Changes

One of the real challenges that faces one in the eighth decade of life is change.  There is good change, bad change, and just plain change depending on one’s views and proclivities.  And here we face one of the other realities of being older --- ‘the good old days.’  When I reached adulthood years ago the only options open to me were to be a nurse, a secretary or a teacher until I could manage to get myself married and become June Cleaver cooking dinner every night in high heels and pearls. 
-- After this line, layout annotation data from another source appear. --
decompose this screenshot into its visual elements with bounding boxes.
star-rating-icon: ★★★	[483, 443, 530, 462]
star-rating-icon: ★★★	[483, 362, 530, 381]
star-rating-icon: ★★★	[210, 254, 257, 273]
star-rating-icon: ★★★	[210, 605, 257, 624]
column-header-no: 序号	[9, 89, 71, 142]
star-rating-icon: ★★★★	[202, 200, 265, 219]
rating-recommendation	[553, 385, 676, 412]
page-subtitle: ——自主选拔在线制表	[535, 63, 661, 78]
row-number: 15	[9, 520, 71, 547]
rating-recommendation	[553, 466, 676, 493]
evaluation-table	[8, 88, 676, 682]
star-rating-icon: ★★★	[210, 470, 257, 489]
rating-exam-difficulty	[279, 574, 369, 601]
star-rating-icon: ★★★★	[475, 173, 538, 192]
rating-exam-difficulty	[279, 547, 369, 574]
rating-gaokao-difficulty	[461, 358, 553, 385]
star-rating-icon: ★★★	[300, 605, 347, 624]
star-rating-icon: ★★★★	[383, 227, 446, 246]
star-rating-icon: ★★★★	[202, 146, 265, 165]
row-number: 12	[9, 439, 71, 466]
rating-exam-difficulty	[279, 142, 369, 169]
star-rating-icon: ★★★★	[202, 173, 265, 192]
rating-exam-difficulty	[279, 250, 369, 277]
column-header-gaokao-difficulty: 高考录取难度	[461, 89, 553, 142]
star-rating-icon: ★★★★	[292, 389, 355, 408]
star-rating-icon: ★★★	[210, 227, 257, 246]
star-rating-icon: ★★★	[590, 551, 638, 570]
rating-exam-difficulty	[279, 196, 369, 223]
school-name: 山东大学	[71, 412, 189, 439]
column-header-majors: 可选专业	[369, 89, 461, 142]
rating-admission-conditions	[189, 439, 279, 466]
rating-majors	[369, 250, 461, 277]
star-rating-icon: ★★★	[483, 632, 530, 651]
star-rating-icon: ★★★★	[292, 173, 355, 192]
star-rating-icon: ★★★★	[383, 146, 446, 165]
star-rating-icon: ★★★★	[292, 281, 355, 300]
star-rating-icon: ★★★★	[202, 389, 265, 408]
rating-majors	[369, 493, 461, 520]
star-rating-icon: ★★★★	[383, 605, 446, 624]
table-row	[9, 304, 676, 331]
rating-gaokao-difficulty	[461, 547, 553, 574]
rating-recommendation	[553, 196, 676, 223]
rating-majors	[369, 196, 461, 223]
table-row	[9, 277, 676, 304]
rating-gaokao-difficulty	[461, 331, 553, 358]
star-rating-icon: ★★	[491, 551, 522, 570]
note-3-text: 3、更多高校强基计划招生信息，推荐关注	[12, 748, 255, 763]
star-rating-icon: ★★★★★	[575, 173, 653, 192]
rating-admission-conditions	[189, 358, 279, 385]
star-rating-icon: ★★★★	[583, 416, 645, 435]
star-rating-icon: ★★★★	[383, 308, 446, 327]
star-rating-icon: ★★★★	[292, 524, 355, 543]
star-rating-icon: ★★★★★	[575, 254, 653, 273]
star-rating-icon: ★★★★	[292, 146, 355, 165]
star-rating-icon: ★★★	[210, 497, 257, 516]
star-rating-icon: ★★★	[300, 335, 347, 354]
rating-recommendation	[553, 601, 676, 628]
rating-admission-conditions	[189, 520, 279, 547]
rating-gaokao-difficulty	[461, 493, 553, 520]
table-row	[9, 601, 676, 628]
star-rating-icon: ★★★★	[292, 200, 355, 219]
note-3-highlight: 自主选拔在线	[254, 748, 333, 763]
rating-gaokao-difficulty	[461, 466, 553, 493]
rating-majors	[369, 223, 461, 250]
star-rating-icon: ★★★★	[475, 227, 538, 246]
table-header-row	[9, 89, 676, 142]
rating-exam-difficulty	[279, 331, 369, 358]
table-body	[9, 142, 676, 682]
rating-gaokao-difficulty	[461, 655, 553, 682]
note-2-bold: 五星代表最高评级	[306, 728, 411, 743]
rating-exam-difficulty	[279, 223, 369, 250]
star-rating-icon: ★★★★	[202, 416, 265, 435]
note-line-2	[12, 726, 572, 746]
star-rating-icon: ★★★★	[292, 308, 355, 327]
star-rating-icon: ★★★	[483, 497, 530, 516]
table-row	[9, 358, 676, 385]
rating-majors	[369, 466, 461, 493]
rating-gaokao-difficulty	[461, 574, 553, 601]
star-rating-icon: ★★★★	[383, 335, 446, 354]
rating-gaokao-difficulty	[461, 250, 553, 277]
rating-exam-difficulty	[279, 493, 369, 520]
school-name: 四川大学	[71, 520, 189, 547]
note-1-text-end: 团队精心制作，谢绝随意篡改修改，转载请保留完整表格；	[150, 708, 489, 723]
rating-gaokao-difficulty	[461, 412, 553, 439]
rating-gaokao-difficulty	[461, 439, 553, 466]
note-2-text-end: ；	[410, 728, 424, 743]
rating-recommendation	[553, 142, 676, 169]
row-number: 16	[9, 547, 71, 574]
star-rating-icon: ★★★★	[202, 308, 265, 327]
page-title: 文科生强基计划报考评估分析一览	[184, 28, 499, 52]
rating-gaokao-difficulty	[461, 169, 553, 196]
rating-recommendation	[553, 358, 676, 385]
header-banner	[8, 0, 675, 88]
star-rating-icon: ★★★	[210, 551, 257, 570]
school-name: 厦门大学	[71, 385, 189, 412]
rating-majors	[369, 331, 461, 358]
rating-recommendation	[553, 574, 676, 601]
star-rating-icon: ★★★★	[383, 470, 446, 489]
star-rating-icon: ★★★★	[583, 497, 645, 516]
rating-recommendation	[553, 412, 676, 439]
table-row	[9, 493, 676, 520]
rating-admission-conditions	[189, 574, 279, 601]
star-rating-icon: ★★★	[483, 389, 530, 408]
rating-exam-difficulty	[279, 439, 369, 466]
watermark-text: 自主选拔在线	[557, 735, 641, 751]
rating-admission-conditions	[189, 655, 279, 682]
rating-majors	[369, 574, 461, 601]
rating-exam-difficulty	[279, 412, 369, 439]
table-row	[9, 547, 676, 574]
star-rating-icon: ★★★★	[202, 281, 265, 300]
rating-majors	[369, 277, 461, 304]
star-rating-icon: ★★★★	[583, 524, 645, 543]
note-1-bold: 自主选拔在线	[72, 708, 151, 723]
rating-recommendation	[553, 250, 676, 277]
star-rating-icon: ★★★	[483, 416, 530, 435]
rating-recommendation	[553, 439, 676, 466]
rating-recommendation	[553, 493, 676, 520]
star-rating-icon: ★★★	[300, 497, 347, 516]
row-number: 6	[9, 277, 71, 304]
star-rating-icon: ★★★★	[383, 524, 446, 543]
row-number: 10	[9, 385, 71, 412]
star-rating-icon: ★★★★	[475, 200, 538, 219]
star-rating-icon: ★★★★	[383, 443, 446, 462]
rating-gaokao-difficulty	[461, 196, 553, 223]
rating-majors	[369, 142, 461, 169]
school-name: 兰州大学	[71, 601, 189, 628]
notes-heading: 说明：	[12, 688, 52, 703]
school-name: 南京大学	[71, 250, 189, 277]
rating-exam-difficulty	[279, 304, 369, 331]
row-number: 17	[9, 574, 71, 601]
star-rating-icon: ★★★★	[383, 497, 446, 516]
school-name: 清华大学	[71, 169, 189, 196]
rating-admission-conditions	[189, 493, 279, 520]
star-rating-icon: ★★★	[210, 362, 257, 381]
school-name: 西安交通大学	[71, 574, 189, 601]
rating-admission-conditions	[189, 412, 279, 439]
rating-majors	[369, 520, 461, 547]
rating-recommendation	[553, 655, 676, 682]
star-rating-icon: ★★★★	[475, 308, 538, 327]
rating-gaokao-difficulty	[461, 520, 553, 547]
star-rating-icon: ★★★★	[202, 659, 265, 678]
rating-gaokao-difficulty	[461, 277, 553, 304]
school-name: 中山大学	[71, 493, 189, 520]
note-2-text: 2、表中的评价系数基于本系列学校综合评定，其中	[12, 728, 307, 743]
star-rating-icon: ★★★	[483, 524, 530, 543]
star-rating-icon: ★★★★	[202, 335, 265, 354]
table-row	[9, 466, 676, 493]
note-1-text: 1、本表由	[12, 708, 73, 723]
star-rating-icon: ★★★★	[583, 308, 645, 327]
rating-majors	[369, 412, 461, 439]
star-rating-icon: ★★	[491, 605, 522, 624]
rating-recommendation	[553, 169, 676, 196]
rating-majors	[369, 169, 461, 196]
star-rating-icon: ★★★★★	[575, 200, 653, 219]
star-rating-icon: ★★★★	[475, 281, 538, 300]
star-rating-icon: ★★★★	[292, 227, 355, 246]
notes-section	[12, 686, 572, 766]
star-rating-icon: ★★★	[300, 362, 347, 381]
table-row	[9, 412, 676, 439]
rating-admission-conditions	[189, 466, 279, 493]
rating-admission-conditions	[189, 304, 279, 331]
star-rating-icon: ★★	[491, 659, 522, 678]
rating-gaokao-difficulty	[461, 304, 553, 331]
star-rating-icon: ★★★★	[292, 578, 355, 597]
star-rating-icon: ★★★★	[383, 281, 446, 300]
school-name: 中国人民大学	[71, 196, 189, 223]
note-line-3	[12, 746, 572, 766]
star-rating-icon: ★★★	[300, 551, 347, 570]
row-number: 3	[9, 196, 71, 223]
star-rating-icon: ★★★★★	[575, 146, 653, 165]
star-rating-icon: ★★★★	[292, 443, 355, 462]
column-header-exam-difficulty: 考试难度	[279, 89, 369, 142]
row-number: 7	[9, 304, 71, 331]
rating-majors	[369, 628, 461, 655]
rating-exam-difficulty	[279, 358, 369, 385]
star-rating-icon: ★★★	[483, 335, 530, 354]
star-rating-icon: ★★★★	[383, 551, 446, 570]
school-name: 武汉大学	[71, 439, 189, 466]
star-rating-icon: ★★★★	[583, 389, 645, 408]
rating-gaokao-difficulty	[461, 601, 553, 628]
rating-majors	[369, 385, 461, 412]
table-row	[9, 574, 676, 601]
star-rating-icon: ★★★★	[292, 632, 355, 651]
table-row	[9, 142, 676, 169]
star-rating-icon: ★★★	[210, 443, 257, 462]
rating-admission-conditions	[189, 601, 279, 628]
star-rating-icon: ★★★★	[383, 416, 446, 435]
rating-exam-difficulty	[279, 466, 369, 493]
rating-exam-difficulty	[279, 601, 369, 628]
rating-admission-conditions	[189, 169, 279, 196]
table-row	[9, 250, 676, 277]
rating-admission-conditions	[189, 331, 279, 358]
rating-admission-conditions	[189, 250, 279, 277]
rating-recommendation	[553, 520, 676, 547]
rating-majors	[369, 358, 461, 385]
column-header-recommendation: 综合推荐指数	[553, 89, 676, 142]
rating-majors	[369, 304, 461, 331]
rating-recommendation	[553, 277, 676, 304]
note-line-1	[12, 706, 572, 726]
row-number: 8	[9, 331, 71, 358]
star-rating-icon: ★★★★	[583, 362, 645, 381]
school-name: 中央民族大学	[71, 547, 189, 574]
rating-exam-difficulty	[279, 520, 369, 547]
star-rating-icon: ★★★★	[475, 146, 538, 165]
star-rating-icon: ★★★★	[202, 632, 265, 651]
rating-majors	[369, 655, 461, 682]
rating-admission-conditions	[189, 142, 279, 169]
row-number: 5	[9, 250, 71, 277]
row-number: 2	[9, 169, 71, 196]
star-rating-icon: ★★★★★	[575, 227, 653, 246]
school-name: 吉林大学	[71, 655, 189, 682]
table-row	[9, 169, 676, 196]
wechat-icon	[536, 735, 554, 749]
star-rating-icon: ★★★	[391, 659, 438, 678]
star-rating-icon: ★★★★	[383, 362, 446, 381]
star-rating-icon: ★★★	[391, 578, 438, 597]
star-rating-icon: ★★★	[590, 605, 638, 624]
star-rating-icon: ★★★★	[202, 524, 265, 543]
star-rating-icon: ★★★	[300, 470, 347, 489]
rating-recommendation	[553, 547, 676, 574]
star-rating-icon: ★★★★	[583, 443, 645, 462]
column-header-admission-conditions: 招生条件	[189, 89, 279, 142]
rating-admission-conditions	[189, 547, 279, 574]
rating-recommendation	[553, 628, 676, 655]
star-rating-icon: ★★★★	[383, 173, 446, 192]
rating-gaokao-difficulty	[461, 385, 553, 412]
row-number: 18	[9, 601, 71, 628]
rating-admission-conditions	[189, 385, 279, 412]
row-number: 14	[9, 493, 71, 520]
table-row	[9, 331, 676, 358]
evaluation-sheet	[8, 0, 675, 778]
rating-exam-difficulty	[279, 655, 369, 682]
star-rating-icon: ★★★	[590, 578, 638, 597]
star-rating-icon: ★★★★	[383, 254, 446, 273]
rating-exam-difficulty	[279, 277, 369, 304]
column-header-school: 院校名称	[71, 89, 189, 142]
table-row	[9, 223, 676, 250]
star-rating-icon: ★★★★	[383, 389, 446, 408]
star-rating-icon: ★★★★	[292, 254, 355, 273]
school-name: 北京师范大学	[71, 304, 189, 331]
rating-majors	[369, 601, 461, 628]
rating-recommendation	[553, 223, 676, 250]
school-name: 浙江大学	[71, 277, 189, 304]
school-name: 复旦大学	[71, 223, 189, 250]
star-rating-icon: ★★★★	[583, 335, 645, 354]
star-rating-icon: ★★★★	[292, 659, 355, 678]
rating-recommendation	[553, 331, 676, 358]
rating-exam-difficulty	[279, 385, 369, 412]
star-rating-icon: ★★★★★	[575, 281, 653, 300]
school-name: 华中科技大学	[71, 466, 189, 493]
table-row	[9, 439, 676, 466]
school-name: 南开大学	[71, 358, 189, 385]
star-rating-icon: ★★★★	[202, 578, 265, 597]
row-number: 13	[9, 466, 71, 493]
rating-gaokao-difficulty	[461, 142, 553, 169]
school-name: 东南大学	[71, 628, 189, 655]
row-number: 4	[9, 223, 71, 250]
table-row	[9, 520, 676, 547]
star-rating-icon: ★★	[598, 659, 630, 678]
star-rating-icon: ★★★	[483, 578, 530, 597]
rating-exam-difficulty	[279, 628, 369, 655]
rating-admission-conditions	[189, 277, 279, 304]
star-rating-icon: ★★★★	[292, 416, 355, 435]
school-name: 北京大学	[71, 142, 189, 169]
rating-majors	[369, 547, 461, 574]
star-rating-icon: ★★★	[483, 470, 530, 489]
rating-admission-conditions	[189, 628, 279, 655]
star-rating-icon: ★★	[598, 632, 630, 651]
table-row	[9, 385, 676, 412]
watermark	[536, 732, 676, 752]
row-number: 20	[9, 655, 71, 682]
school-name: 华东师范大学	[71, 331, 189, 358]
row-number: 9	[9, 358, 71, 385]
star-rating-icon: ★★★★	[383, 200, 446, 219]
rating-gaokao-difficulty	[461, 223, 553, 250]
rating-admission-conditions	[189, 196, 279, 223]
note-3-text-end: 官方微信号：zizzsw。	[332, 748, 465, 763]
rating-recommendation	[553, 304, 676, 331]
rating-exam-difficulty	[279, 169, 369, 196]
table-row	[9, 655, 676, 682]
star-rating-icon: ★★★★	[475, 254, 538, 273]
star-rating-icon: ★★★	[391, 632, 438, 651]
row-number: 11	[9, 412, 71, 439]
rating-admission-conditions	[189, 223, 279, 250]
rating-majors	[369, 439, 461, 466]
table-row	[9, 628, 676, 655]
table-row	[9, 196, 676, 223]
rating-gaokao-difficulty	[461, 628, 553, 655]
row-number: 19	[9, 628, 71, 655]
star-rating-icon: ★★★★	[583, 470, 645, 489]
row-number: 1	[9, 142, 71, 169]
I thought about this the other day as I watched a program on the disappearance of newspapers as we have known them. Those black and white disseminations of the news were a firm fact of my childhood.  There was my grandfather, hidden behind that paper in the morning his hand reaching out periodically to get a sip from his coffee cup.   At my house, in the Washington, DC area, there was the morning paper, The Washington Post, and the afternoon paper, The Washington Star, for the news that had accumulated during the day.  I remember when the Star bit the dust only because the Post took up its cartoon page giving me four glorious pages of comics each day.  There was much consternation at the time over the demise of the Star but we all survived.  Articles from those papers were discussed around the dinner table and while I did not take part I was made aware that there was a wide world out there in which important things were happening.
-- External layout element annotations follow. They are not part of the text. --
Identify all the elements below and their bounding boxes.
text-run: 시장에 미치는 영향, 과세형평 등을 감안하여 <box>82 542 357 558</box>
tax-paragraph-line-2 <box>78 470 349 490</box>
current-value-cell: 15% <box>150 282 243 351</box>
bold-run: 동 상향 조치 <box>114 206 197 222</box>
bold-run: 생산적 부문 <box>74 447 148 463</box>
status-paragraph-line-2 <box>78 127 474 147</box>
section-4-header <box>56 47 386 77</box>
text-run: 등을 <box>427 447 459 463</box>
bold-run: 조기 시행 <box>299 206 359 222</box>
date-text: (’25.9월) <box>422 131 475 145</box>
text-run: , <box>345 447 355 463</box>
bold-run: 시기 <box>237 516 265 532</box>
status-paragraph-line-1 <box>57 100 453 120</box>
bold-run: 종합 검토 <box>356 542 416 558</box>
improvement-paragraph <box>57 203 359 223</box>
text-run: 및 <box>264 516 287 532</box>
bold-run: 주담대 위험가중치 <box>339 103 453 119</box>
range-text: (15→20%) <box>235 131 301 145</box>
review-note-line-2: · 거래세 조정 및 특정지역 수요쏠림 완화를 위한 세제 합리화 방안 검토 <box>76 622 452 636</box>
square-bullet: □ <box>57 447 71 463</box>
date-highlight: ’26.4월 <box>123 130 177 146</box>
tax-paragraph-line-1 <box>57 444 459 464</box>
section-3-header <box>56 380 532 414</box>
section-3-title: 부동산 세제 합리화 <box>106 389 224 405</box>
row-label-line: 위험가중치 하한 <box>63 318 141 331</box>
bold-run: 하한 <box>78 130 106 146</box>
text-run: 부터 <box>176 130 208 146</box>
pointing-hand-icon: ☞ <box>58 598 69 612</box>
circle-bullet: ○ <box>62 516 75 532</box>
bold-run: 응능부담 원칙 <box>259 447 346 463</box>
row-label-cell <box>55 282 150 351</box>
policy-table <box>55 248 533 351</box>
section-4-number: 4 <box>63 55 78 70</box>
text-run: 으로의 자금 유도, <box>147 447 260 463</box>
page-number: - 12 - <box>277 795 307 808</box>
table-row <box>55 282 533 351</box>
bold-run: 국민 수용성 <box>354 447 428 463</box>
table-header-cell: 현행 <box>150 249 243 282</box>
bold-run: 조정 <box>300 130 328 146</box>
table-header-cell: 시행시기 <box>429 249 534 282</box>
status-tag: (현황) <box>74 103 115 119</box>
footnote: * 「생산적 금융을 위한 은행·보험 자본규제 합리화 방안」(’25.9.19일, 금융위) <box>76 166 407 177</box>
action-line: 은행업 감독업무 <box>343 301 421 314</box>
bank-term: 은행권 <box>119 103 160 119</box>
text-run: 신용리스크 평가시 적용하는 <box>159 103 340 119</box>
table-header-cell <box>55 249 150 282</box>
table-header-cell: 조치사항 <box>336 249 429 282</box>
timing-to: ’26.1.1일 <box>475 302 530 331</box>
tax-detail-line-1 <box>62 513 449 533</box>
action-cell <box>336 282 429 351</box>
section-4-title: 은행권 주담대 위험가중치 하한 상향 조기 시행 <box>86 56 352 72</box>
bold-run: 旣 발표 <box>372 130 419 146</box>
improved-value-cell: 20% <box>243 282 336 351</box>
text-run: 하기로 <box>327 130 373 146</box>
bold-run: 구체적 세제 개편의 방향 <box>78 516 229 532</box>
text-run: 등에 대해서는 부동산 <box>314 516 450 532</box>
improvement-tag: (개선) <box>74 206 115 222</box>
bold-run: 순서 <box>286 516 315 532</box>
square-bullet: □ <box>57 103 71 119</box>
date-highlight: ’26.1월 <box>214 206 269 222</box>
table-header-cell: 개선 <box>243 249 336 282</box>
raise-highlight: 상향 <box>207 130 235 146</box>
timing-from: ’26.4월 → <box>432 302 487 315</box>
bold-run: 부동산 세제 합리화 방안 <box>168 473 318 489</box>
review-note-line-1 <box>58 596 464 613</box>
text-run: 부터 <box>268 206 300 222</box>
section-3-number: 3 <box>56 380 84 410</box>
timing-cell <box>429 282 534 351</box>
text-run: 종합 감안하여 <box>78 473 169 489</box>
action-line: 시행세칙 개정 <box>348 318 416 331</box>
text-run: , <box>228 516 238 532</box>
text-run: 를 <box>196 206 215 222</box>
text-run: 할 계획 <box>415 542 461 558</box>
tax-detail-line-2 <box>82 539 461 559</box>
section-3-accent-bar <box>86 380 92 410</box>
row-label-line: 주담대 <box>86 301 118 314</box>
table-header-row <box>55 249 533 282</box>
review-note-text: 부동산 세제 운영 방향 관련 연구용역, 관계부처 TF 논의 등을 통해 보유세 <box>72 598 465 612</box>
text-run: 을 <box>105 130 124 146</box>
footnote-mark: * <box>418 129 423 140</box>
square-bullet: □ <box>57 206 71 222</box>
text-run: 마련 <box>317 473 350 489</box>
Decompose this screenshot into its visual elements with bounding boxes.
I will digress here for a moment and mention an article  I read that commented that if the  car had not been invented, New  York City  would have  been knee deep in horse droppings and if the telephone had not  developed beyond women at a switchboard handling calls, every other woman in the country would have been a telephone operator. 

No one foresaw the car or the cellphone, but they were coming disrupting the ‘good old days’ with a new way of doing things.  It was change. And from this remove it looks good but at the time was fought against by some. 

I do not know the solution to the newspapers or much else, but  my job is to  wake up each  day grateful and try not to be too mad when that  darn computer does not do what I want it to.